Status epilepticus - continuous or rapid sequential seizure activity for 30 minutes or more - is a medical emergency with a high mortality rate in both children and adults. Prompt and effective treatment is key; therefore the American Epilepsy Society (AES) has released a new guideline to help physicians, hospitals, and health systems treat patients effectively. The guideline is published in the January/February issue of Epilepsy Currents, the AES journal.

Each year, between 50,000 and 150,000 Americans have status epilepticus with rates of death estimated at less than 3 percent for children and up to 30 percent for adults. This guideline (Proposed Algorithm for Convulsive Status Epilepticus) focuses on convulsive status epilepticus in particular because it is the most common type of status epilepticus and is associated with substantial mortality.

"This is a valuable new guideline for both children and adults that could change the approach many clinicians take in treating these seizure emergencies," said guideline author Tracy Glauser, M.D., with Cincinnati Children's Hospital Medical Center's Comprehensive Epilepsy Center. "The goal of therapy is the rapid termination of the seizure activity to reduce neurological injuries and deaths."

Despite recognition of the need to address status epilepticus as a critical care emergency, current treatment approaches vary dramatically. Some therapies focus on reducing rather than ending the seizures and use inefficient therapies such as sedatives and paralytics or insufficient doses of anticonvulsants.

The guideline, which reviewed all available adult and pediatric evidence, provides a treatment algorithm that comprises three phases of treatment. It also offers evidence-based answers to the effectiveness, safety and tolerability questions regarding the treatment of convulsive status epilepticus.

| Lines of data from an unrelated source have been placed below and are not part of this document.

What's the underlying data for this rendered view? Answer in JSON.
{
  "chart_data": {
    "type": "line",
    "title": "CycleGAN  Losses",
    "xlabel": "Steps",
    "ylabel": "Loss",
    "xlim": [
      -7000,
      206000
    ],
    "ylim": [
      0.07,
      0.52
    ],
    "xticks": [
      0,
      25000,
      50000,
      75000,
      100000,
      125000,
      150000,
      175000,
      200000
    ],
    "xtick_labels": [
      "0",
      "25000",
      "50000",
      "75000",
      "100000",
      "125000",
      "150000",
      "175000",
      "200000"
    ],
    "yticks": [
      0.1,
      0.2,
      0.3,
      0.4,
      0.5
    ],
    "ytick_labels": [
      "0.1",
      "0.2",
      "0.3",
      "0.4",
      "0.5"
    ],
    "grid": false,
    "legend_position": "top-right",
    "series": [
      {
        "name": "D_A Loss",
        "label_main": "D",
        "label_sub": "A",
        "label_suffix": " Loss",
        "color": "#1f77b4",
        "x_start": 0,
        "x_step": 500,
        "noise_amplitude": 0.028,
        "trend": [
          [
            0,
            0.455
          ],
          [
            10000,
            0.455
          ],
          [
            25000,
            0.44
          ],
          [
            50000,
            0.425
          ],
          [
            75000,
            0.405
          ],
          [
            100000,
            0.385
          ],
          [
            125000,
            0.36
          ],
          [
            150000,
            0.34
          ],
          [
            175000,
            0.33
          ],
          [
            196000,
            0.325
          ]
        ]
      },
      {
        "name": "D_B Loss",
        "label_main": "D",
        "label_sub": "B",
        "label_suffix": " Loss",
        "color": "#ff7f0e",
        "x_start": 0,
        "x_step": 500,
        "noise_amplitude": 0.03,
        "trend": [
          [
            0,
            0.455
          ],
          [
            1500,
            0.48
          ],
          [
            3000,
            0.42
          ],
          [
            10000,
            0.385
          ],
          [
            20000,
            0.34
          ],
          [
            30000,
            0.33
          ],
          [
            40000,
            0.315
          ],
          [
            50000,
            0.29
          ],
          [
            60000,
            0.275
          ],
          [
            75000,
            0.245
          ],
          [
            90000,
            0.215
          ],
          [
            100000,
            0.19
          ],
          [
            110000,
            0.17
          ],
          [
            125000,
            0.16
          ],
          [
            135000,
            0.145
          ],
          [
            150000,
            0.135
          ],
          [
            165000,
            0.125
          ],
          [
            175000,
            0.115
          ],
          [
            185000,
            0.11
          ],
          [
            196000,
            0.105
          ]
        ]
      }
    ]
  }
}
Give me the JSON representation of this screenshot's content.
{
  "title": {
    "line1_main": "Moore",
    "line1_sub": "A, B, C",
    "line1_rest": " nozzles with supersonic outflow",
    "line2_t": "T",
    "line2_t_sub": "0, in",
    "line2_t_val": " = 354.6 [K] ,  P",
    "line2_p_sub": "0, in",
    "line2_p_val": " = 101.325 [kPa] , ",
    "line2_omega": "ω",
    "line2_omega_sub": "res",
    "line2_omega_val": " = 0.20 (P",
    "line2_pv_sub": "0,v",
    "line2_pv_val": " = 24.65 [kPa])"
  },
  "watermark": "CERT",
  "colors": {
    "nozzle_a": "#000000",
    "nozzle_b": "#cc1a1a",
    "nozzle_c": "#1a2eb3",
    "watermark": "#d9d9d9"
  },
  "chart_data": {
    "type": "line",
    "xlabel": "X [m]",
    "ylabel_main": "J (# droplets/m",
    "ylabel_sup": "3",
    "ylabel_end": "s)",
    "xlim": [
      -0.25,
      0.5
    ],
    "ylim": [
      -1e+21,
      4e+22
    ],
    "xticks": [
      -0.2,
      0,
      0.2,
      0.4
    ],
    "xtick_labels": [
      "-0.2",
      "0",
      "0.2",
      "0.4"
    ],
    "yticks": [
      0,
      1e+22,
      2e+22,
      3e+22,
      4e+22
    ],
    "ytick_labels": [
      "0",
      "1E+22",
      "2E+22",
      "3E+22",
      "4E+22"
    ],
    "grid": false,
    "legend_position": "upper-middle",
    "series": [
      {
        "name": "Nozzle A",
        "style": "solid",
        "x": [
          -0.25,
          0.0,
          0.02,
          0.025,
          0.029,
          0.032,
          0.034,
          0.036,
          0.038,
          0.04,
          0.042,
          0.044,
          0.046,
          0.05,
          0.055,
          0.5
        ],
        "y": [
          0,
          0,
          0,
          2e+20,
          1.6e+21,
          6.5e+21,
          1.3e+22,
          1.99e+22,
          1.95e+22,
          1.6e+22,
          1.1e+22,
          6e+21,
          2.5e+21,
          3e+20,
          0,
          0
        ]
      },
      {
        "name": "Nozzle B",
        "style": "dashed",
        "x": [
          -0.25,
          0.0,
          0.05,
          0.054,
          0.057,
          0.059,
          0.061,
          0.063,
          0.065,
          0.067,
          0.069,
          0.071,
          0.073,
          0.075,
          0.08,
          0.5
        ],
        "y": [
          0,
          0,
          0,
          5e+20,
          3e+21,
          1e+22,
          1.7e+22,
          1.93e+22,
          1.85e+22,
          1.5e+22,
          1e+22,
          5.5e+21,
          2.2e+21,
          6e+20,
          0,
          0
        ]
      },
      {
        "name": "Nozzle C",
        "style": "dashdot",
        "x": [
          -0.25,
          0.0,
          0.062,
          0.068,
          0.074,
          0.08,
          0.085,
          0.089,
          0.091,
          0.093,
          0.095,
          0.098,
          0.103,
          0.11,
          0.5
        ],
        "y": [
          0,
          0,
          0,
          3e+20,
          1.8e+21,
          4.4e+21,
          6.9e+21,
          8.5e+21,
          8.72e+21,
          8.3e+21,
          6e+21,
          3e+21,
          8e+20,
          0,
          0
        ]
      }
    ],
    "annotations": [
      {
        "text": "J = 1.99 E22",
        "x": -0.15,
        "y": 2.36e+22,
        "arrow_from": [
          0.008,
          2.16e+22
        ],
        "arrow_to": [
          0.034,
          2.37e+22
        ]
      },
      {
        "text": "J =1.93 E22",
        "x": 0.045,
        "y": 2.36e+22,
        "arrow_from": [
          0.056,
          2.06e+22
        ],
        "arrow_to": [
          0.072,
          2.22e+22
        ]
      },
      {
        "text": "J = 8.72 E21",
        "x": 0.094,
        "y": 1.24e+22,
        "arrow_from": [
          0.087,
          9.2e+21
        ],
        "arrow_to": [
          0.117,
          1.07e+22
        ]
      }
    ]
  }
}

  • Stabilization phase (0-5 minutes of seizure activity), includes standard initial first aid for seizures and initial assessments and monitoring.
  • Initial therapy phase (5-20 minutes of seizure activity) when it is clear the seizure requires medical intervention, a benzodiazepine (specifically IM midazolam, IV lorazepam, or IV diazepam) is recommended as the initial therapy of choice, given its demonstrated efficacy, safety, and tolerability.
  • Second therapy phase (20-40 minutes of seizure activity) when response (or lack of response) to the initial therapy should be apparent. Reasonable options include fosphenytoin, valproic acid and levetiracetam. There is no clear evidence that any one of these options is better than the others. Because of adverse events, IV phenobarbital is a reasonable second-therapy alternative if none of the three recommended therapies are available.
  • Third therapy phase (40+minutes of seizure activity). There is no clear evidence to guide therapy in this phase. The guideline found strong evidence that initial second therapy is often less effective than initial therapy, and the third therapy is substantially less effective than initial therapy. Thus, if second therapy fails to stop the seizures, treatment considerations should include repeating second-line therapy or anesthetic doses of either thiopental, midazolam, pentobarbital, or propofol (all with continuous EEG monitoring).

The guideline also found evidence that depending on the causes or severity of the seizure, clinicians may go through the phases faster or even skip the second phase and move rapidly to the third phase, especially in sick or intensive care unit patients.

"In treating status epilepticus there is an overriding urgency to stop seizures before the 30-minute mark when seizure-associated neurologic injury can occur," said guideline coauthor Shlomo Shinnar, M.D., Ph.D., with Albert Einstein College of Medicine and Montefiore Medical Center. "This guideline supports an aggressive approach to treating status epilepticus and seeks to bring some structure to what can often be a chaotic and dire medical situation."

The guideline was endorsed by the Epilepsy Foundation, Child Neurology Society, Association of Child Neurology Nurses, American College of Emergency Physicians and American Association of Neuroscience Nurses.